E existem inúmeros canais agregadores de faixas e discos antigos, nacionais e internacionais. Dos mais obscuros até mesmo clássicos conhecidos. Há um número imenso dedicado aos gêneros de Jazz. Esses canais emulam um pouco daquilo que seria caçar discos em lojas. Você vê um thumbnail com uma arte diferente, um nome que você nunca viu, ou um nome que só ouviu falar, mas nunca parou pra escutar o som. E ali está, o YouTube sendo aquele teu amigo que fica dizendo para ouvir os gêneros mais experimentais possíveis.

Não é como se esses canais tivessem surgido do nada. Alguns estão aí há mais de cinco anos. Mas o algoritmo é assim e trabalha de maneiras misteriosas.

Hip-Hop nacional no YouTube

Uma experiência pessoal: em meio as indicações de MPB e Jazz experimental, algumas outras chamaram atenção. E o Hip-Hop nacional do começo dos anos 2000 começou a aparecer nas recomendações.

Claro que não sabia nem mesmo da existência desses discos, tendo passado minha infância ouvindo Rock e sem ninguém à minha volta para indicar Rap. Então, encontrar canais dedicados ao Hip-Hop nacional de vinte anos atrás foi uma surpresa e uma das melhores descobertas de 2020.
Imediatamente as produções do nordeste, minha terrinha, chamaram mais atenção. Até eu, dentro de minha bolhinha do Rock’n’roll, já tinha ouvido falar de Racionais, mas nunca saberia da existência de Consciência Nordestina, sem esse feliz acidente do YouTube.

Encontrar esses canais como o “Discografias Completas do Rap Nacional“, e canais relacionados, a exemplo do “Vídeos Raros do Rap Nacional” é um achado. Isso porque são preservações da nossa identidade e cultura, de uma época e de um jeito de fazer as coisas.

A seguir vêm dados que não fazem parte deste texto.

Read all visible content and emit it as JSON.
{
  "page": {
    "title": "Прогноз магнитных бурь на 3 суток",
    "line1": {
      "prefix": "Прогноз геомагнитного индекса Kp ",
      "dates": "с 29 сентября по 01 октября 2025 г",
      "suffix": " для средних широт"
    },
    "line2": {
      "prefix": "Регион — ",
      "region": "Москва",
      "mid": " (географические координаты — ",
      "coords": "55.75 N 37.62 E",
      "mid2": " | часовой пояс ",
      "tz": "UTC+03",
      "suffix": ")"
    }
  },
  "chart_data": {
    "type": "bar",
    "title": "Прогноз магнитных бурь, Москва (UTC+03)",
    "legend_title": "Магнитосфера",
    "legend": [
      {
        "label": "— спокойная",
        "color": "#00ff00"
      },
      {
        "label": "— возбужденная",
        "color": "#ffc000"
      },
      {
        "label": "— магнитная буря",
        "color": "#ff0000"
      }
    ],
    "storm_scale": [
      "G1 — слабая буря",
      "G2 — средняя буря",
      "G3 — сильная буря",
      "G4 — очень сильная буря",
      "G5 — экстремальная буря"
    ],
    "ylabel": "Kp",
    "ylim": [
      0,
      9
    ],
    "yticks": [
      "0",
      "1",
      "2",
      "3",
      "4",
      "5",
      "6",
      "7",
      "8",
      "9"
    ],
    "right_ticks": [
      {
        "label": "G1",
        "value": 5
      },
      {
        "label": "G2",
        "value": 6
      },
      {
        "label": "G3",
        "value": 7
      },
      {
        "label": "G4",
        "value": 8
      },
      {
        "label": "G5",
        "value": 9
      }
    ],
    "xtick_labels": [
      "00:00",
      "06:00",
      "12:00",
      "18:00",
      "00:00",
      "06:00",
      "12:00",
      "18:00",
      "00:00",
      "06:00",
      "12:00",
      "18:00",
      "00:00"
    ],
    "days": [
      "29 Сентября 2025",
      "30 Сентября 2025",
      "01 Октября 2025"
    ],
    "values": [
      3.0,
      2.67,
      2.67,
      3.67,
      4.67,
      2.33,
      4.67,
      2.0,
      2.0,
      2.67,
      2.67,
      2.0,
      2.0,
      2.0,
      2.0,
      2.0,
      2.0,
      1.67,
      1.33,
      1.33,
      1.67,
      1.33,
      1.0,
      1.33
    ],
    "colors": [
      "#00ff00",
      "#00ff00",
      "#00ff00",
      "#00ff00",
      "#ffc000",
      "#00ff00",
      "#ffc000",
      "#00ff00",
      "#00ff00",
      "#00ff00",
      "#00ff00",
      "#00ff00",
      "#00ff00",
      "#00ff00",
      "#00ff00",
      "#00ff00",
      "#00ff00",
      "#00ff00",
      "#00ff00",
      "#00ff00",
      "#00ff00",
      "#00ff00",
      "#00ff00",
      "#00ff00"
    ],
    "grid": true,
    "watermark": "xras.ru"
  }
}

O bom do crate digging é que por aí, com certeza, tem um disco para cada gosto. E caçar esses sons, para preservar, tocar numa festa ou samplear, é pagar respeito e homenagem aos criadores. É impedir que caiam em esquecimento. Enquanto é ótimo a sensação de pegar um disco numa loja, as novas formas de caçar disco também servem ao mesmo propósito, que é apresentar relíquias e dar nova vida a essas produções.